The performance of nuclear power plants, including Pressurized Water Reactors (PWRs) can be affected by the formation of corrosion deposit. This loosely adherent corrosion products, is called CRUD from the acronym of Chalk River Unidentified Deposit where it was first observed; CRUD plays a key role in determining the out-of-core or shutdown radiation ﬁeld, but they are also responsible for localized deposition on the steam generator tubing of pressurized water reactors (PWRs) nuclear power plants, reduces the heat transfer and hydrodynamic efficiency of the steam generators.
In the present project, the effects of the hydrodynamic conditions and temperature on the deposition of corrosion products on the structural materials will be investigated in simulated PWR primary water. This topic has been the focus of extensive research in recent years as part of ongoing collaboration between the University of Manchester and Rolls-Royce [e.g. see ref. 1 and 2]. To date, micro-fluidic experiments were employed to study the CRUD related phenomena. The current scientific understanding of the underpinning phenomena affecting CRUD transport within the primary circuit, and the proposed deposition mechanisms, will be extended to conditions more representative of those likely to be encountered in a power plant. Specifically, in the present project, a bespoke experimental facility that allows testing of experimental conditions closer to those experienced in real plants will be used.
The present research will explore the implementation of a large scale hydraulic experimental setup and inform mechanistic understanding of the interaction between the dynamic flow of the reactor coolant (high temperature, alkaline, hydrogenated water) and the structural alloys. The overall aim of the project is to generate experimental data to enhance the mechanistic understanding of deposition processes and to support the validation of a model with predictive capability for plant design, as well as materials and chemistry selection.

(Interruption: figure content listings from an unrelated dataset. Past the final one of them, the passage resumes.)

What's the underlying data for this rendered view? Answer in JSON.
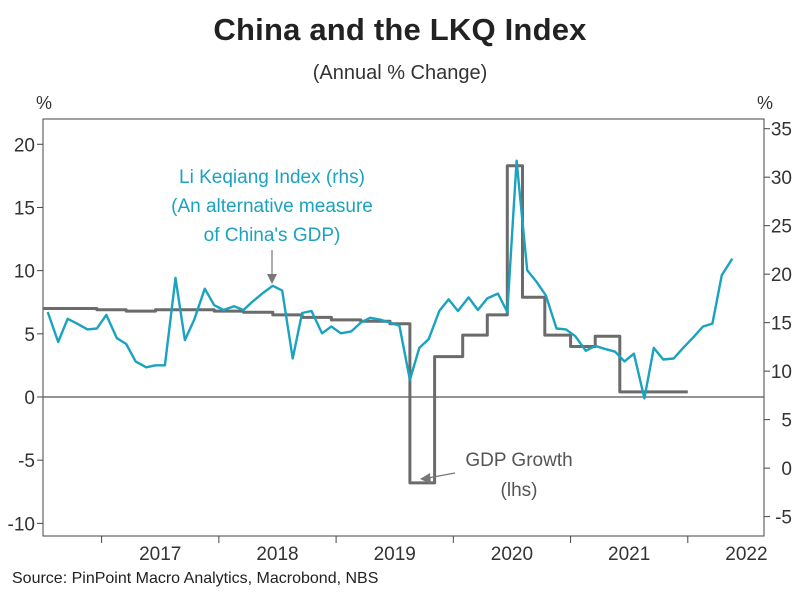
{
  "chart_data": {
    "type": "line",
    "title": "China and the LKQ Index",
    "subtitle": "(Annual % Change)",
    "source": "Source: PinPoint Macro Analytics, Macrobond, NBS",
    "left_axis": {
      "unit": "%",
      "ylim": [
        -11,
        22
      ],
      "ticks": [
        20,
        15,
        10,
        5,
        0,
        -5,
        -10
      ]
    },
    "right_axis": {
      "unit": "%",
      "ylim": [
        -7,
        36
      ],
      "ticks": [
        35,
        30,
        25,
        20,
        15,
        10,
        5,
        0,
        -5
      ]
    },
    "x_range": [
      2016.5,
      2022.65
    ],
    "year_labels": [
      "2017",
      "2018",
      "2019",
      "2020",
      "2021",
      "2022"
    ],
    "zero_line": 0,
    "series": [
      {
        "name": "Li Keqiang Index",
        "axis": "right",
        "color": "#1aa3bf",
        "label_lines": [
          "Li Keqiang Index (rhs)",
          "(An alternative measure",
          "of China's GDP)"
        ],
        "x": [
          2016.54,
          2016.63,
          2016.71,
          2016.79,
          2016.88,
          2016.96,
          2017.04,
          2017.13,
          2017.21,
          2017.29,
          2017.38,
          2017.46,
          2017.54,
          2017.63,
          2017.71,
          2017.79,
          2017.88,
          2017.96,
          2018.04,
          2018.13,
          2018.21,
          2018.29,
          2018.38,
          2018.46,
          2018.54,
          2018.63,
          2018.71,
          2018.79,
          2018.88,
          2018.96,
          2019.04,
          2019.13,
          2019.21,
          2019.29,
          2019.38,
          2019.46,
          2019.54,
          2019.63,
          2019.71,
          2019.79,
          2019.88,
          2019.96,
          2020.04,
          2020.13,
          2020.21,
          2020.29,
          2020.38,
          2020.46,
          2020.54,
          2020.63,
          2020.71,
          2020.79,
          2020.88,
          2020.96,
          2021.04,
          2021.13,
          2021.21,
          2021.29,
          2021.38,
          2021.46,
          2021.54,
          2021.63,
          2021.71,
          2021.79,
          2021.88,
          2021.96,
          2022.04,
          2022.13,
          2022.21,
          2022.29,
          2022.38
        ],
        "values": [
          16.1,
          13.0,
          15.4,
          14.9,
          14.3,
          14.4,
          15.8,
          13.4,
          12.8,
          11.0,
          10.4,
          10.6,
          10.6,
          19.6,
          13.2,
          15.3,
          18.5,
          16.8,
          16.3,
          16.7,
          16.3,
          17.2,
          18.1,
          18.8,
          18.3,
          11.3,
          16.0,
          16.2,
          13.9,
          14.6,
          13.9,
          14.1,
          15.0,
          15.5,
          15.3,
          15.0,
          14.7,
          9.1,
          12.4,
          13.3,
          16.2,
          17.4,
          16.2,
          17.6,
          16.3,
          17.5,
          18.0,
          16.1,
          31.7,
          20.4,
          19.2,
          17.8,
          14.4,
          14.3,
          13.6,
          12.1,
          12.6,
          12.3,
          12.0,
          11.0,
          11.8,
          7.2,
          12.4,
          11.2,
          11.3,
          12.4,
          13.4,
          14.6,
          14.9,
          19.9,
          21.6
        ]
      },
      {
        "name": "GDP Growth",
        "axis": "left",
        "color": "#6b6b6b",
        "label_lines": [
          "GDP Growth",
          "(lhs)"
        ],
        "x": [
          2016.5,
          2016.96,
          2016.96,
          2017.21,
          2017.21,
          2017.46,
          2017.46,
          2017.96,
          2017.96,
          2018.21,
          2018.21,
          2018.46,
          2018.46,
          2018.71,
          2018.71,
          2018.96,
          2018.96,
          2019.21,
          2019.21,
          2019.46,
          2019.46,
          2019.63,
          2019.63,
          2019.84,
          2019.84,
          2020.08,
          2020.08,
          2020.29,
          2020.29,
          2020.46,
          2020.46,
          2020.59,
          2020.59,
          2020.78,
          2020.78,
          2021.0,
          2021.0,
          2021.21,
          2021.21,
          2021.42,
          2021.42,
          2021.63,
          2021.63,
          2021.84,
          2021.84,
          2022.0
        ],
        "values": [
          7.0,
          7.0,
          6.9,
          6.9,
          6.8,
          6.8,
          6.9,
          6.9,
          6.8,
          6.8,
          6.7,
          6.7,
          6.5,
          6.5,
          6.3,
          6.3,
          6.1,
          6.1,
          6.0,
          6.0,
          5.8,
          5.8,
          -6.8,
          -6.8,
          3.2,
          3.2,
          4.9,
          4.9,
          6.5,
          6.5,
          18.3,
          18.3,
          7.9,
          7.9,
          4.9,
          4.9,
          4.0,
          4.0,
          4.8,
          4.8,
          0.4,
          0.4,
          0.4,
          0.4,
          0.4,
          0.4
        ]
      }
    ]
  }
}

The research activity will benefit from the consolidated interaction between the supervisory team at UoM and Rolls-Royce staff. The experimental work will be performed in simulated reactor coolant using the Royce Institute suite for research on high-temperature high-pressure flow systems; such facilities have been specifically designed for advanced testing in simulated reactor coolant. The materials will be characterized using advanced analytical techniques available in the Electron Microscopy Centre.